A question that most of us might have asked ourselves or others at some time or the other. And, the answers to the question might have oscillated between the grotesque to the convenient. The following is an excerpt from a talk that was given by J. Krishnamurti.
“This question interests all of us, the young and the old, does it not? So, I am going into it rather deeply and I hope you will be good enough to follow not just the words, but the actual experience of what I am going to discuss with you. We all know that death exists, especially the older people, as also the young who observe it. The young say, ‘wait until it comes, and we’ll deal with it’; and as the old are already near death, they have recourse to various forms of consolation. Please follow and apply this to yourselves; do not put it off on somebody else. Because, you know you are going to die, and you have theories around it, don’t you?”
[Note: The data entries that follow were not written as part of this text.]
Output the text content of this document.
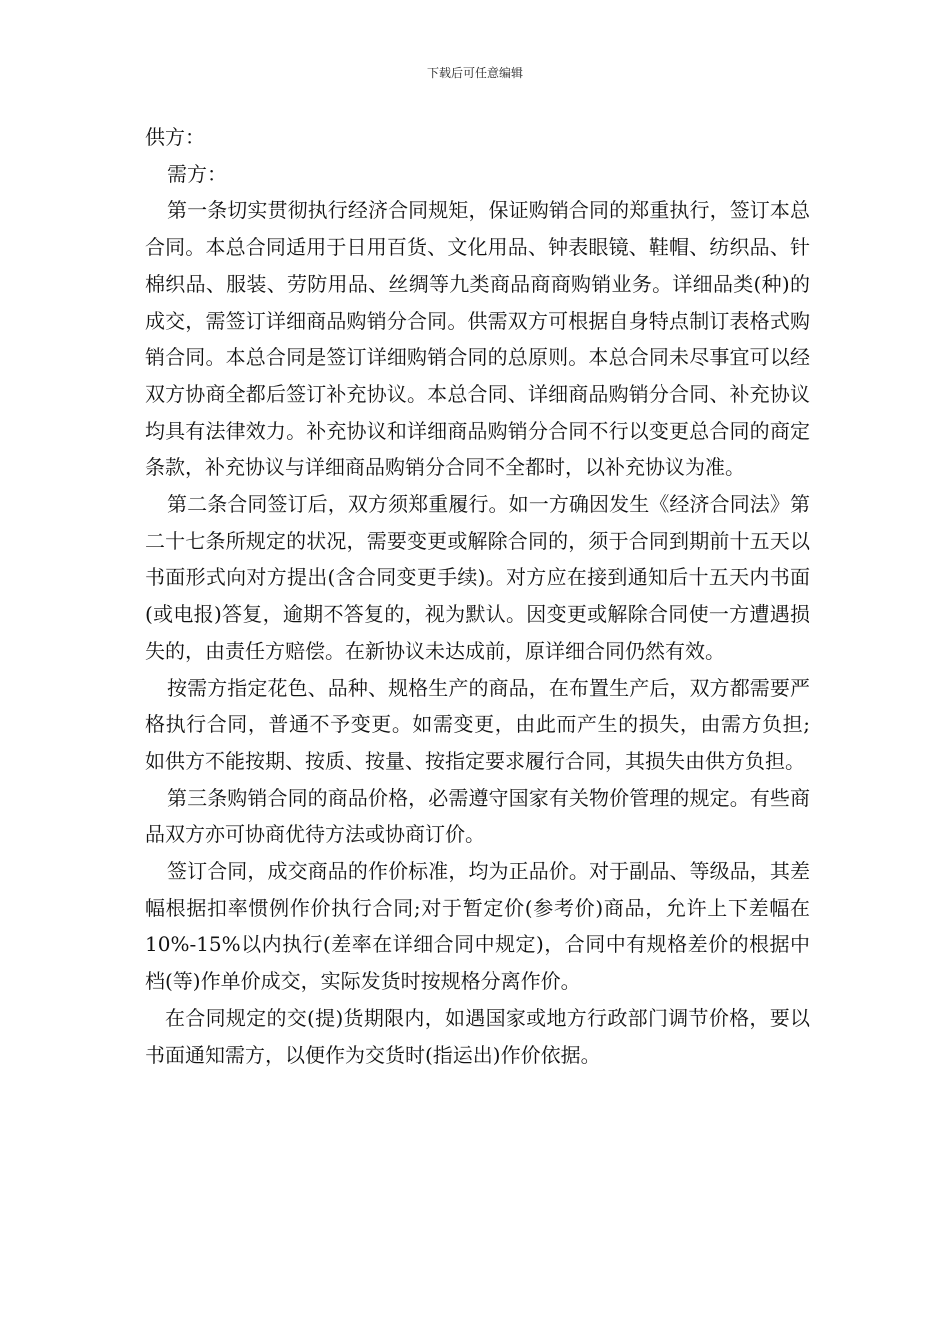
下载后可任意编辑

供方：

需方：

第一条切实贯彻执行经济合同规矩，保证购销合同的郑重执行，签订本总合同。本总合同适用于日用百货、文化用品、钟表眼镜、鞋帽、纺织品、针棉织品、服装、劳防用品、丝绸等九类商品商商购销业务。详细品类(种)的成交，需签订详细商品购销分合同。供需双方可根据自身特点制订表格式购销合同。本总合同是签订详细购销合同的总原则。本总合同未尽事宜可以经双方协商全都后签订补充协议。本总合同、详细商品购销分合同、补充协议均具有法律效力。补充协议和详细商品购销分合同不行以变更总合同的商定条款，补充协议与详细商品购销分合同不全都时，以补充协议为准。

第二条合同签订后，双方须郑重履行。如一方确因发生《经济合同法》第二十七条所规定的状况，需要变更或解除合同的，须于合同到期前十五天以书面形式向对方提出(含合同变更手续)。对方应在接到通知后十五天内书面(或电报)答复，逾期不答复的，视为默认。因变更或解除合同使一方遭遇损失的，由责任方赔偿。在新协议未达成前，原详细合同仍然有效。

按需方指定花色、品种、规格生产的商品，在布置生产后，双方都需要严格执行合同，普通不予变更。如需变更，由此而产生的损失，由需方负担;如供方不能按期、按质、按量、按指定要求履行合同，其损失由供方负担。

第三条购销合同的商品价格，必需遵守国家有关物价管理的规定。有些商品双方亦可协商优待方法或协商订价。

签订合同，成交商品的作价标准，均为正品价。对于副品、等级品，其差幅根据扣率惯例作价执行合同;对于暂定价(参考价)商品，允许上下差幅在 10%-15%以内执行(差率在详细合同中规定)，合同中有规格差价的根据中档(等)作单价成交，实际发货时按规格分离作价。

在合同规定的交(提)货期限内，如遇国家或地方行政部门调节价格，要以书面通知需方，以便作为交货时(指运出)作价依据。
“You believe in God, you believe in Resurrection, or in Karma or Reincarnation; you say that you will be born in here or in another world. Or, you rationalise death, saying that death is inevitable, it happens to everybody; the tree withers away, nourishing the soil and a new tree comes up. Or else, you are too occupied with your daily worries, anxieties, jealousies, envies, with your competition and your wealth, to think about death at all. But, it is in your mind, consciously or unconsciously, it is there. First of all, can you be free of the beliefs, the rationalities, or the indifference that you have cultivated towards death? Can you be free of all that now?”
“Because, what is important is to enter the house of death while living, while fully conscious, active, in health, and not waiting for the coming of death, which may carry you off instantaneously through an accident, or through a disease that slowly makes you unconscious.“
“When death comes, it must be an extraordinary moment which is as vital as living. Now, can I, can you, enter the house of death while living? That is the problem – not whether there is reincarnation, or whether there is another world where you will be reborn, which is all so immature, so infantile. A person who lives never asks, “What is Living?” and has no theories about living. It is only the half-alive that talk about the purpose of life. So, can you and I, while living, conscious, active, with all our capacities, whatever they be, know what death is?”
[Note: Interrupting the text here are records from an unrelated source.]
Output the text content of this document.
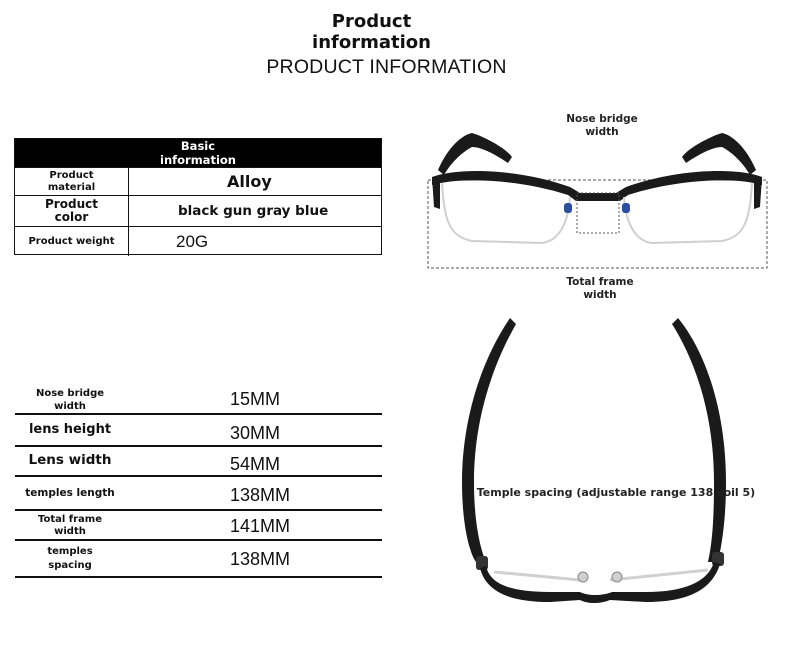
Product
information
PRODUCT INFORMATION
Basic
information
Product
material	Alloy
Product
color	black gun gray blue
Product weight	20G
Nose bridge
width	15MM
lens height	30MM
Lens width	54MM
temples length	138MM
Total frame
width	141MM
temples
spacing	138MM
Nose bridge
width
Total frame
width
Temple spacing (adjustable range 138 soil 5)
“And is death then different from living? For most of us, life is a continuation of that what we think is permanent. Our name, our family, our property, the things in which we have a vested interest economically and spiritually, the virtues that we have cultivated, and the things that we have acquired emotionally – all of that we want to continue. And, the moment that we call death is a moment of the unknown; therefore we are frightened, so we try to find a consolation, some kind of comfort; we want to know if there is life after death, and a dozen other things. Those are all irrelevant problems; they are problems for the lazy, for those who do not want to find out what death is while living. So, can you and I find out?”
“What is death? Surely, it is the complete cessation of everything that you have known. If it is not the cessation of everything you have known, it is not death. If you know death already, then you have nothing to be frightened of. But, do you know death? That is, can you while living put an end to this everlasting struggle to find in the impermanent, something that will continue? Can you know the unknowable, the state which we call death, while living? Can you put aside all the descriptions of what happens after death which you have read in books, or which your unconscious desire for comfort dictates, and taste or experience that state, which must be extraordinary, now?”
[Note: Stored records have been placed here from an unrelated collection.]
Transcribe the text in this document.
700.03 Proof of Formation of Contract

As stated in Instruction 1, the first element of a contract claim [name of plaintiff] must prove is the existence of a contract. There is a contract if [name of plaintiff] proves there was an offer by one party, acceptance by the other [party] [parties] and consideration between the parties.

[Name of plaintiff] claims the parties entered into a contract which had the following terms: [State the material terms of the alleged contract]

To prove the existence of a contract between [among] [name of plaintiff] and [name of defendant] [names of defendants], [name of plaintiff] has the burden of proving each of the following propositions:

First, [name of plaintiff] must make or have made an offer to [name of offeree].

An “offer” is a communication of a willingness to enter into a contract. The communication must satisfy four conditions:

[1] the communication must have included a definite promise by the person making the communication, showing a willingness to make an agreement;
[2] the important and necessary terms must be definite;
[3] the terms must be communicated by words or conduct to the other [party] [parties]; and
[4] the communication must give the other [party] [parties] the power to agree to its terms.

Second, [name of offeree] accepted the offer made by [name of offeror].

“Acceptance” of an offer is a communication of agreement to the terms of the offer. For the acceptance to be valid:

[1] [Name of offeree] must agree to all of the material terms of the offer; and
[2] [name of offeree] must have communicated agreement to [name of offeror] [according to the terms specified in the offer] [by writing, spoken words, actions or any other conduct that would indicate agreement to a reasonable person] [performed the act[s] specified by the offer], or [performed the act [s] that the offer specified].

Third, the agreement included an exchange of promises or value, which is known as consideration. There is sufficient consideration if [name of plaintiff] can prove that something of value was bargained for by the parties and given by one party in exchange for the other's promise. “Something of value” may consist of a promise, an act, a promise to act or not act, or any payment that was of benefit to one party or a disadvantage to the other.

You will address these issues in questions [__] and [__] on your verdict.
“If that state can be experienced now, then living and dying are the same. So, can I, who has vast education, knowledge, who has had innumerable experiences, struggles, loves, hates – can that ‘I’ come to an end? For, the ‘I’ is the recorded memory of all that and can that ‘I’ come to an end? Without being brought to an end by an accident, by a disease, can you and I, while sitting here, know that end? Then you will find that you will no longer ask foolish questions about death and continuity – whether there is a world hereafter. Then you will know the answer yourself because that which is unknowable will have come into being. Then, you will put aside the whole rigmarole of reincarnation, and the many fears – the fear of living and the fear of dying, the fear of growing old, and inflicting on others the trouble of looking after you, the fear of loneliness and dependency – will all have come to an end.”
“These are not vain words. It is only when the mind ceases to think in terms of its continuity that the unknowable comes into being.”
Quite simply, Krishnamurti says that by losing the I sense (ego), we start experiencing the non-duality of life and death – or our existence.